The commander of Iran's Revolutionary Guard, Major General Hossein Salami, said in a parliament session on Sunday that the United States has started a psychological war in the region, according to a parliamentary spokesman.

"Commander Salami, with attention to the situation in the region, presented an analysis that the Americans have started a psychological war because the comings and goings of their military is a normal matter," said Behrouz Nemati in a summary of Salami's comments, according to parliament's ICANA news site.

The US military has sent forces, including an aircraft carrier and B-52 bombers, to the Middle East to counter what US officials have said are "clear indications" of threats from Iran to its forces there.

The USS Abraham Lincoln is replacing another carrier rotated out of the Gulf last month.

Iran: 'Hit them in the head'

But Amirali Hajizadeh, head of the Guards' aerospace division, said what once might have been a threat for Iran was now seen as an opportunity.

"An aircraft carrier that has at least 40 to 50 planes on it and 6,000 forces gathered within it was a serious threat for us in the past but now ... the threats have switched to opportunities," Hajizadeh said. "If [the Americans] make a move we will hit them in the head."

Read more: What is Iran's Revolutionary Guard?

Iran 'must not surrender'

Salami and Hajizadeh's comments came as top officials from Tehran and Washington insisted that they were not prepared to back down, amid escalating tensions between the two nations.

Earlier this week, Rouhani said Tehran would begin to withdraw from key aspects of the 2015 international nuclear deal unless major powers swiftly grant promised sanctions relief.

Wednesday marked a year since US President Donald Trump announced that the US would be pulling out of the JCPOA nuclear deal.

Iranian President Hassan Rouhani said his country will not surrender to political and economic pressure.

"Surrendering is not compatible with our culture and religion, and people do not accept it, so we must not surrender and we must find solutions," Rouhani told political activists, according to a statement published on his office's website late on Saturday.

Read more: US military flare-up 'would be a godsend to Iran hardliners'

'Call me'

Following Rouhani's announcement about withdrawing from the deal, Trump said he would like to hear directly from Iran's leaders.

"What I'd like to see with Iran — I'd like Iran to call me," Trump said.

His response prompted social media users in Iran to respond with the trending motto: "Call me first."

Other nations have expressed concern about Iran withdrawing from the nuclear deal, including Germany.

German Foreign Minister Heiko Maas made clear that Iran's activities in the region make the nuclear deal even more important.

"We need this agreement because we distrust Iran," he told the Bild Am Sonntag newspaper on Sunday.
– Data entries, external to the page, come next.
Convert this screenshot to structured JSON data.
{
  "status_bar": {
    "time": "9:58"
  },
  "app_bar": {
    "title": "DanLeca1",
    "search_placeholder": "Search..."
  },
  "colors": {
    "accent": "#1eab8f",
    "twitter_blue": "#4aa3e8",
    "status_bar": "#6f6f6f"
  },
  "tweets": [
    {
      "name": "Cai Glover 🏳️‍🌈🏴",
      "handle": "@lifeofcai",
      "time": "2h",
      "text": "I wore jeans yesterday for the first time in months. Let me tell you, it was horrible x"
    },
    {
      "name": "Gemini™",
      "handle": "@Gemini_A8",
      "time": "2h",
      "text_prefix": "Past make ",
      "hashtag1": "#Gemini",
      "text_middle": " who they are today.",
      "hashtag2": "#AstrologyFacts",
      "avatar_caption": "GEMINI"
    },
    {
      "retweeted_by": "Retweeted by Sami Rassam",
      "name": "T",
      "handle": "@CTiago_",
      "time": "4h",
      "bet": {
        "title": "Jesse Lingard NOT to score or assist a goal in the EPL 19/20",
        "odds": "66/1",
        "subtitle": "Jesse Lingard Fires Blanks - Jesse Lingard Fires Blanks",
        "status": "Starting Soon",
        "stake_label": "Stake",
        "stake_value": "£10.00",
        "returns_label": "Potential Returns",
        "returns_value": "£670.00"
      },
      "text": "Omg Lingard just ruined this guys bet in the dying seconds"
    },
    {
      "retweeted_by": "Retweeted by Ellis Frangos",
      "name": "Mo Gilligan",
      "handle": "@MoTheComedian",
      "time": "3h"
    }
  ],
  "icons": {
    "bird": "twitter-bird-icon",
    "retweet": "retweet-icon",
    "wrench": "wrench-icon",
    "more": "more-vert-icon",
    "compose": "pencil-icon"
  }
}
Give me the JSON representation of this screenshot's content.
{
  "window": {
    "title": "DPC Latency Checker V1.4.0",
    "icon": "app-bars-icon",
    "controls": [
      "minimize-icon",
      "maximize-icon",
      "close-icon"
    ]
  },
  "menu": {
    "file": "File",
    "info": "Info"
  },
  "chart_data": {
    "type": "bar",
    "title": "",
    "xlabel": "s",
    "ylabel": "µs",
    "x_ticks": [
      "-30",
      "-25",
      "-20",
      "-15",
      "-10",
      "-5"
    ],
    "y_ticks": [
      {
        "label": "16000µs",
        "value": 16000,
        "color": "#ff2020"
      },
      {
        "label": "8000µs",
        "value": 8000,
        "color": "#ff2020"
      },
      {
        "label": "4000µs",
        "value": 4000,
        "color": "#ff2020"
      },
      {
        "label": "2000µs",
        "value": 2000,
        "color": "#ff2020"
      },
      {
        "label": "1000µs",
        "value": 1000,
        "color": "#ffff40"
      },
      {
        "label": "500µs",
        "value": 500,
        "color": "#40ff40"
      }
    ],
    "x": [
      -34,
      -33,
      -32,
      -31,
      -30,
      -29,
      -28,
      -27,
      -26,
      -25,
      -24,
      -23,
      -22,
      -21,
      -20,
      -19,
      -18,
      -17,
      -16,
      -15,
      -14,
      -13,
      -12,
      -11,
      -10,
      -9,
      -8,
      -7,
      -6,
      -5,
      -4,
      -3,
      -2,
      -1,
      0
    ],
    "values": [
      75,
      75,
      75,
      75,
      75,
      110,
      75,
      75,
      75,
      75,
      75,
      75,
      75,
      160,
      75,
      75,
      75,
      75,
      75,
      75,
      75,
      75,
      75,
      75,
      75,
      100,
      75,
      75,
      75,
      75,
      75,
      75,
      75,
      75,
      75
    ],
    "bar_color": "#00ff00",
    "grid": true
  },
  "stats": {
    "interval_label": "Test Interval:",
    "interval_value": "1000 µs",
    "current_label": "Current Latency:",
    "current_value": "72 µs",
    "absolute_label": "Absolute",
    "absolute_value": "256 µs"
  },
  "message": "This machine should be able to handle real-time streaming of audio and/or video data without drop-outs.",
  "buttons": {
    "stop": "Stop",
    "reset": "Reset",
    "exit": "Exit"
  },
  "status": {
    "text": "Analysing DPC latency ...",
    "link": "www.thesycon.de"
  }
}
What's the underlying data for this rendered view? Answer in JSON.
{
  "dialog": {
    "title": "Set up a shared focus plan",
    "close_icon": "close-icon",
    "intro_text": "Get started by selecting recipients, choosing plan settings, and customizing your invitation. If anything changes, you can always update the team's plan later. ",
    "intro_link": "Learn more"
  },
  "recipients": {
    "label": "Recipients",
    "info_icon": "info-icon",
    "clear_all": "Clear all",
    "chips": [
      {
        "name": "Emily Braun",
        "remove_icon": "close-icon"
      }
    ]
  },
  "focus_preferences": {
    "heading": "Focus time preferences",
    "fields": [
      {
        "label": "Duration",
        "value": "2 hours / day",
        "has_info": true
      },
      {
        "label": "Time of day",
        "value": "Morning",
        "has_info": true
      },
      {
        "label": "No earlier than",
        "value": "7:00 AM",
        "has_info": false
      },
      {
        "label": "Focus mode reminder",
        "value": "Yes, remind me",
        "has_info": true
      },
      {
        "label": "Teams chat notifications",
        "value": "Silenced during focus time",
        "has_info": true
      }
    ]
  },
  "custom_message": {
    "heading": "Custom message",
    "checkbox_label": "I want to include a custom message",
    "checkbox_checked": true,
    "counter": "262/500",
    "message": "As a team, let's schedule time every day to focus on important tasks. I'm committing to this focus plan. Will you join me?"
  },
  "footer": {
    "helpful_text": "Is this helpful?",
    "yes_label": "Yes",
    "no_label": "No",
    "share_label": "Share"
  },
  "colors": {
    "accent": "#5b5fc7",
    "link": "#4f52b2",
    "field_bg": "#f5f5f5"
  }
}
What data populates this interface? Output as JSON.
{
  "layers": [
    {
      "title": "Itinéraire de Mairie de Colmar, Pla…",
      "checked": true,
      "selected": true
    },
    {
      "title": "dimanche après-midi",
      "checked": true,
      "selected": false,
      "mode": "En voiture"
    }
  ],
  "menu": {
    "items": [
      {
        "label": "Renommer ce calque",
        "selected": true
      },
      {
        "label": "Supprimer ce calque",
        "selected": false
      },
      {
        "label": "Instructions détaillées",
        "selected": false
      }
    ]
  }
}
Opposition politicians in Germany have urged Maas to travel to Iran to salvage the deal, stressing that diplomacy from afar would not do in this case.

Read more: Is Iran's Revolutionary Guard a terror group as US says?

Separately on Sunday, Iran's Foreign Minister Mohammad Javad Zarif said in a tweet on Sunday that US national security adviser John Bolton had made plans for the US to withdraw from the 2015 nuclear deal and take a more aggressive stance toward the Islamic Republic even before he took up his current post.

Zarif tweeted a link to a 2017 National Review article written by Bolton with the headline "How to Get Out of the Iran Nuclear Deal."

"A detailed blueprint for #FakeIntelligence, #ForeverWar and even empty offers for talks — only phone numbers were not included," Zarif wrote in the tweet.